In a letter to Cruz, the supervisor of the IRS whistleblower office in Ogden, Utah, acknowledged the agency is evaluating Cruz's claim to determine whether an investigation is warranted. Cruz previously told WND he met with special agents with the IRS criminal division in April and handed over a computer disc with copies of his internal documents.
The agents, according to Cruz, were overwhelmed with the volume and detail of the information, calling it "mind-boggling."
Meanwhile, a Senate report released last week presents evidence HSBC abetted massive money laundering by Iran, terrorist organizations, drug cartels and organized criminals throughout the world. The report said HSBC transferred $19 billion for Iran and $7 billion in physical cash for Mexico.
WND's series of articles on HSBC has caused fallout for WND senior reporter Jerome Corsi and for WND, which saw one of the articles temporarily blocked when HSBC filed a complaint with an Internet provider that turned out to be unwarranted.
Reuters recently reported an officer in HSBC's compliance operations in Delaware who questioned transactions he suspected were linked to Hamas was berated and overruled.
One of the largest banks in the world, London-based HSBC has about 7,500 offices in more than 80 countries and territories in Europe, North and South America, the Asia-Pacific region, the Middle East and Africa.
As WND reported, law enforcement authorities sat on the HSBC money-laundering allegations, even denying they were handed the same information by a whistleblower, until the story was exposed by WND.
WND also reported evidence that Eric Holder's Justice Department has not investigated money laundering charges in deference to bank clients of Washington-based law firm Covington & Burling, where Holder was a partner prior to joining the Obama administration.
In February, when WND asked HSBC to respond to the money laundering allegations, the bank issued a statement insisting it was cooperating with authorities.
"We support efforts to protect the integrity of the financial system, and our commitment to AML (anti-money laundering) includes rigorous internal processes and a close working partnership with regulators and law enforcement," the statement said.

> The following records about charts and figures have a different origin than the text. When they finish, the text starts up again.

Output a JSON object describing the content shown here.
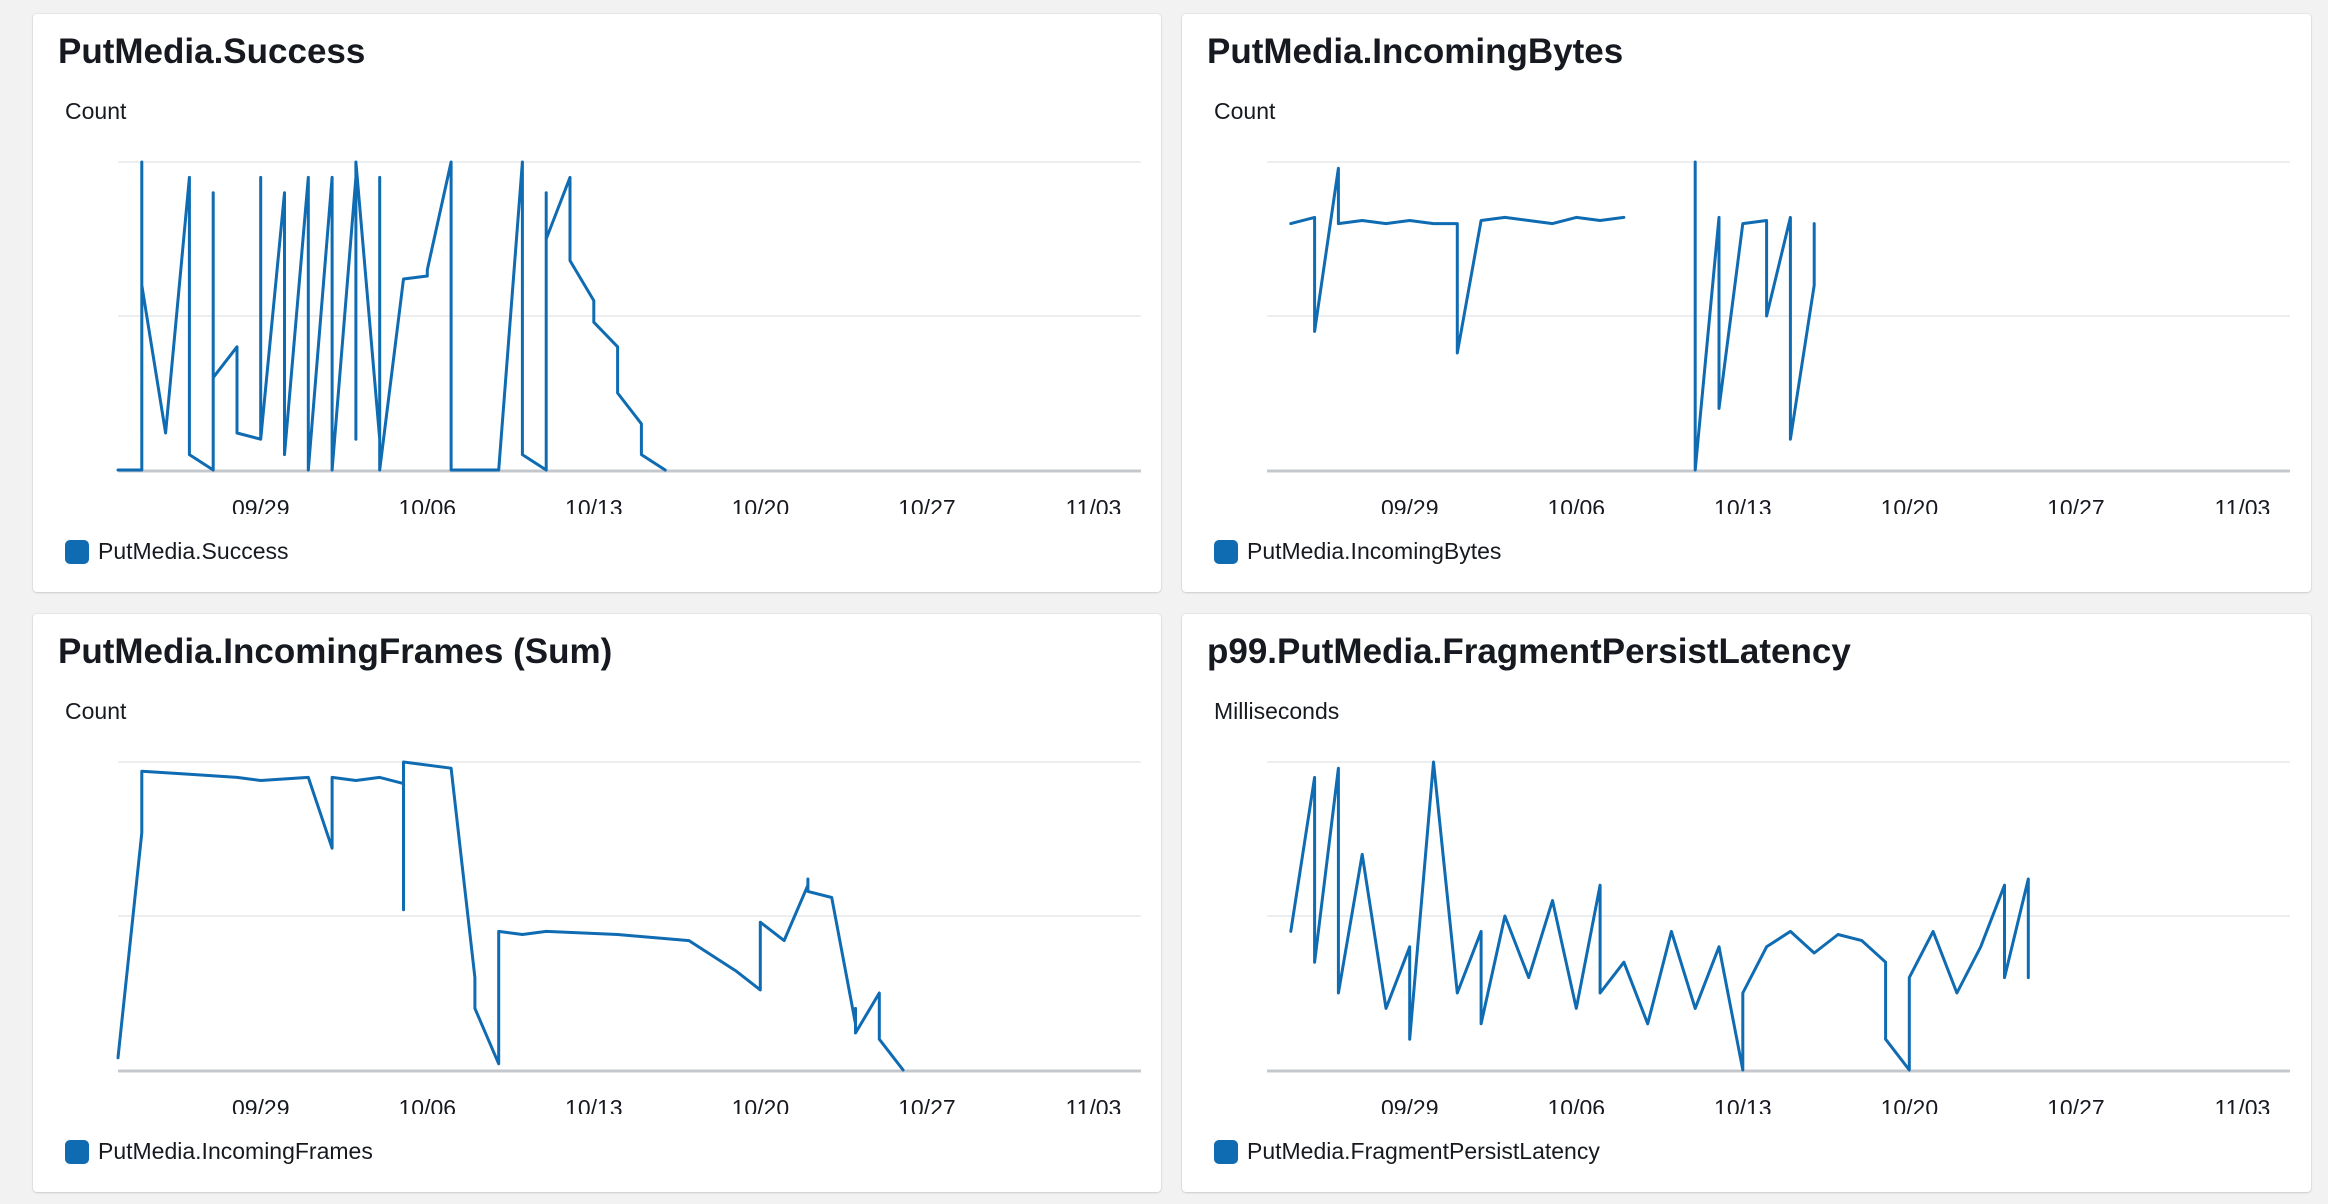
{
  "accent_color": "#0f6bb2",
  "chart_data": [
    {
      "type": "line",
      "title": "PutMedia.Success",
      "ylabel": "Count",
      "x_tick_labels": [
        "09/29",
        "10/06",
        "10/13",
        "10/20",
        "10/27",
        "11/03"
      ],
      "xlim": [
        "09/23",
        "11/05"
      ],
      "ylim": [
        0,
        1
      ],
      "grid": true,
      "legend_position": "bottom-left",
      "series": [
        {
          "name": "PutMedia.Success",
          "color": "#0f6bb2",
          "x": [
            "09/23",
            "09/24",
            "09/24",
            "09/24",
            "09/25",
            "09/25",
            "09/26",
            "09/26",
            "09/26",
            "09/26",
            "09/27",
            "09/27",
            "09/27",
            "09/28",
            "09/28",
            "09/28",
            "09/29",
            "09/29",
            "09/29",
            "09/29",
            "09/30",
            "09/30",
            "10/01",
            "10/01",
            "10/01",
            "10/02",
            "10/02",
            "10/02",
            "10/03",
            "10/03",
            "10/03",
            "10/04",
            "10/04",
            "10/04",
            "10/05",
            "10/05",
            "10/06",
            "10/06",
            "10/07",
            "10/07",
            "10/07",
            "10/08",
            "10/08",
            "10/09",
            "10/10",
            "10/10",
            "10/11",
            "10/11",
            "10/11",
            "10/12",
            "10/12",
            "10/12",
            "10/13",
            "10/13",
            "10/14",
            "10/14",
            "10/14",
            "10/15",
            "10/15",
            "10/16"
          ],
          "values": [
            0.0,
            0.0,
            1.0,
            0.6,
            0.12,
            0.12,
            0.95,
            0.05,
            0.9,
            0.05,
            0.0,
            0.9,
            0.3,
            0.4,
            0.2,
            0.12,
            0.1,
            0.1,
            0.95,
            0.1,
            0.9,
            0.05,
            0.95,
            0.1,
            0.0,
            0.95,
            0.1,
            0.0,
            0.95,
            0.1,
            1.0,
            0.1,
            0.95,
            0.0,
            0.62,
            0.62,
            0.63,
            0.65,
            1.0,
            0.1,
            0.0,
            0.0,
            0.0,
            0.0,
            1.0,
            0.05,
            0.0,
            0.9,
            0.75,
            0.95,
            0.7,
            0.68,
            0.55,
            0.48,
            0.4,
            0.33,
            0.25,
            0.15,
            0.05,
            0.0
          ]
        }
      ]
    },
    {
      "type": "line",
      "title": "PutMedia.IncomingBytes",
      "ylabel": "Count",
      "x_tick_labels": [
        "09/29",
        "10/06",
        "10/13",
        "10/20",
        "10/27",
        "11/03"
      ],
      "xlim": [
        "09/23",
        "11/05"
      ],
      "ylim": [
        0,
        1
      ],
      "grid": true,
      "legend_position": "bottom-left",
      "series": [
        {
          "name": "PutMedia.IncomingBytes",
          "color": "#0f6bb2",
          "x": [
            "09/24",
            "09/25",
            "09/25",
            "09/26",
            "09/26",
            "09/27",
            "09/28",
            "09/29",
            "09/30",
            "10/01",
            "10/01",
            "10/02",
            "10/03",
            "10/04",
            "10/05",
            "10/06",
            "10/07",
            "10/08",
            null,
            "10/11",
            "10/11",
            "10/11",
            "10/12",
            "10/12",
            "10/13",
            "10/14",
            "10/14",
            "10/15",
            "10/15",
            "10/16",
            "10/16"
          ],
          "values": [
            0.8,
            0.82,
            0.45,
            0.98,
            0.8,
            0.81,
            0.8,
            0.81,
            0.8,
            0.8,
            0.38,
            0.81,
            0.82,
            0.81,
            0.8,
            0.82,
            0.81,
            0.82,
            null,
            0.82,
            1.0,
            0.0,
            0.82,
            0.2,
            0.8,
            0.81,
            0.5,
            0.82,
            0.1,
            0.6,
            0.8
          ]
        }
      ]
    },
    {
      "type": "line",
      "title": "PutMedia.IncomingFrames (Sum)",
      "ylabel": "Count",
      "x_tick_labels": [
        "09/29",
        "10/06",
        "10/13",
        "10/20",
        "10/27",
        "11/03"
      ],
      "xlim": [
        "09/23",
        "11/05"
      ],
      "ylim": [
        0,
        1
      ],
      "grid": true,
      "legend_position": "bottom-left",
      "series": [
        {
          "name": "PutMedia.IncomingFrames",
          "color": "#0f6bb2",
          "x": [
            "09/23",
            "09/24",
            "09/24",
            "09/26",
            "09/28",
            "09/29",
            "10/01",
            "10/02",
            "10/02",
            "10/03",
            "10/04",
            "10/05",
            "10/05",
            "10/05",
            "10/07",
            "10/08",
            "10/08",
            "10/09",
            "10/09",
            "10/10",
            "10/11",
            "10/14",
            "10/17",
            "10/19",
            "10/20",
            "10/20",
            "10/21",
            "10/22",
            "10/22",
            "10/22",
            "10/23",
            "10/24",
            "10/24",
            "10/24",
            "10/25",
            "10/25",
            "10/26"
          ],
          "values": [
            0.04,
            0.77,
            0.97,
            0.96,
            0.95,
            0.94,
            0.95,
            0.72,
            0.95,
            0.94,
            0.95,
            0.93,
            0.52,
            1.0,
            0.98,
            0.3,
            0.2,
            0.02,
            0.45,
            0.44,
            0.45,
            0.44,
            0.42,
            0.32,
            0.26,
            0.48,
            0.42,
            0.6,
            0.62,
            0.58,
            0.56,
            0.15,
            0.2,
            0.12,
            0.25,
            0.1,
            0.0
          ]
        }
      ]
    },
    {
      "type": "line",
      "title": "p99.PutMedia.FragmentPersistLatency",
      "ylabel": "Milliseconds",
      "x_tick_labels": [
        "09/29",
        "10/06",
        "10/13",
        "10/20",
        "10/27",
        "11/03"
      ],
      "xlim": [
        "09/23",
        "11/05"
      ],
      "ylim": [
        0,
        1
      ],
      "grid": true,
      "legend_position": "bottom-left",
      "series": [
        {
          "name": "PutMedia.FragmentPersistLatency",
          "color": "#0f6bb2",
          "x": [
            "09/24",
            "09/25",
            "09/25",
            "09/26",
            "09/26",
            "09/27",
            "09/28",
            "09/29",
            "09/29",
            "09/30",
            "10/01",
            "10/02",
            "10/02",
            "10/03",
            "10/04",
            "10/05",
            "10/06",
            "10/07",
            "10/07",
            "10/08",
            "10/09",
            "10/10",
            "10/11",
            "10/12",
            "10/13",
            "10/13",
            "10/14",
            "10/15",
            "10/16",
            "10/17",
            "10/18",
            "10/19",
            "10/19",
            "10/20",
            "10/20",
            "10/21",
            "10/22",
            "10/23",
            "10/24",
            "10/24",
            "10/25",
            "10/25"
          ],
          "values": [
            0.45,
            0.95,
            0.35,
            0.98,
            0.25,
            0.7,
            0.2,
            0.4,
            0.1,
            1.0,
            0.25,
            0.45,
            0.15,
            0.5,
            0.3,
            0.55,
            0.2,
            0.6,
            0.25,
            0.35,
            0.15,
            0.45,
            0.2,
            0.4,
            0.0,
            0.25,
            0.4,
            0.45,
            0.38,
            0.44,
            0.42,
            0.35,
            0.1,
            0.0,
            0.3,
            0.45,
            0.25,
            0.4,
            0.6,
            0.3,
            0.62,
            0.3
          ]
        }
      ]
    }
  ]
}
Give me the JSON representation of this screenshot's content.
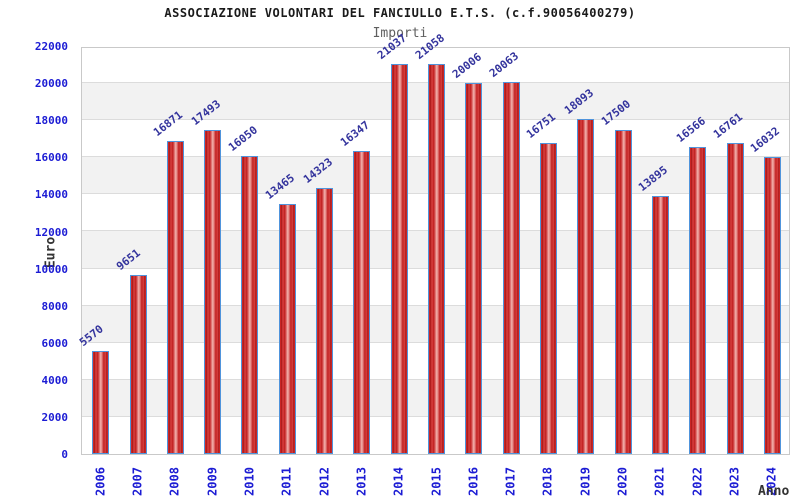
{
  "header": {
    "title": "ASSOCIAZIONE VOLONTARI DEL FANCIULLO E.T.S. (c.f.90056400279)",
    "subtitle": "Importi"
  },
  "chart_data": {
    "type": "bar",
    "title": "ASSOCIAZIONE VOLONTARI DEL FANCIULLO E.T.S. (c.f.90056400279)",
    "subtitle": "Importi",
    "xlabel": "Anno",
    "ylabel": "Euro",
    "categories": [
      "2006",
      "2007",
      "2008",
      "2009",
      "2010",
      "2011",
      "2012",
      "2013",
      "2014",
      "2015",
      "2016",
      "2017",
      "2018",
      "2019",
      "2020",
      "2021",
      "2022",
      "2023",
      "2024"
    ],
    "values": [
      5570,
      9651,
      16871,
      17493,
      16050,
      13465,
      14323,
      16347,
      21037,
      21058,
      20006,
      20063,
      16751,
      18093,
      17500,
      13895,
      16566,
      16761,
      16032
    ],
    "ylim": [
      0,
      22000
    ],
    "y_tick_step": 2000,
    "y_ticks": [
      0,
      2000,
      4000,
      6000,
      8000,
      10000,
      12000,
      14000,
      16000,
      18000,
      20000,
      22000
    ],
    "grid": true,
    "legend": "none",
    "colors": {
      "bar_fill": "#d42a2a",
      "bar_border": "#4f94dc",
      "value_label": "#34349d",
      "axis_tick_text": "#1c1cd4",
      "band_gray": "#f2f2f2",
      "gridline": "#dcdcdc",
      "plot_border": "#c9c9c9",
      "title_text": "#1a1a1a",
      "subtitle_text": "#5f5f5f"
    }
  }
}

In a video interview with WND, Cruz detailed how he turned over his information on HSBC to authorities more than two years ago to Frank J. DiGregorio, a detective sergeant in the office of the Queens County District Attorney, and Graham R. Klein, special agent at the U.S. Department of Homeland Security.
Cruz previously told WND he handed over his evidence at a meeting in April to Special Agent David Wagner and supervisory Special Agent Kevin B. Sophia with the Department of Treasury's IRS criminal investigation division.
Among the evidence handed over was about 19 to 20 hours of recorded discussions with HSBC employees concerning his allegations.
"They told me that if the information on the computer disk and in the audio files was as I represented, the IRS agents were talking about arresting HSBC bank employees," Cruz said.
Cruz has expressed his frustration with federal law enforcement.
"It's a circle," Cruz explained in a previous interview. "I turn over the information to law enforcement, and law enforcement turns around and gives the information right back to the bank for the bank to conduct their own internal investigation."
HSBC 'a criminal organization'
In his position as a vice president and a senior account relationship manager in New York, Cruz worked in a region that accounts for approximately 50 percent of HSBC's North American revenue. He was assigned to work with several branch managers to identify accounts for which HSBC might introduce additional banking services.
Cruz told WND he recorded hundreds of hours of meetings he conducted with HSBC management and bank security personnel during which he charged various bank managers were engaging in criminal acts.
"I have hours of hours of recordings, ranging from bank tellers, to business representatives, to branch managers, to executives," he said. "The whole system is designed to be a culture of fraud to make it look like it's a legal system. But it's not."
Cruz explained that after many repeated efforts, he gave up on the idea that HSBC senior management or bank security would pursue his allegations to investigate and stop the wrongdoing.
"My conclusion was that HSBC was not going to do anything about this account because HSBC management from the branch level, to senior bank security, to executive senior management was involved in the illegal activity I found," he said.
After repeated attempts to bring the information to the attention of law enforcement officers, Cruz hit a brick wall until WND examined his documentation and determined his allegations were sufficiently substantiated to merit publication.
"HSBC is a criminal organization," he stressed. "It is a culture of crime."
Cruz made his charges public in a book published last year titled "World Banking World Fraud: Using Your Identity."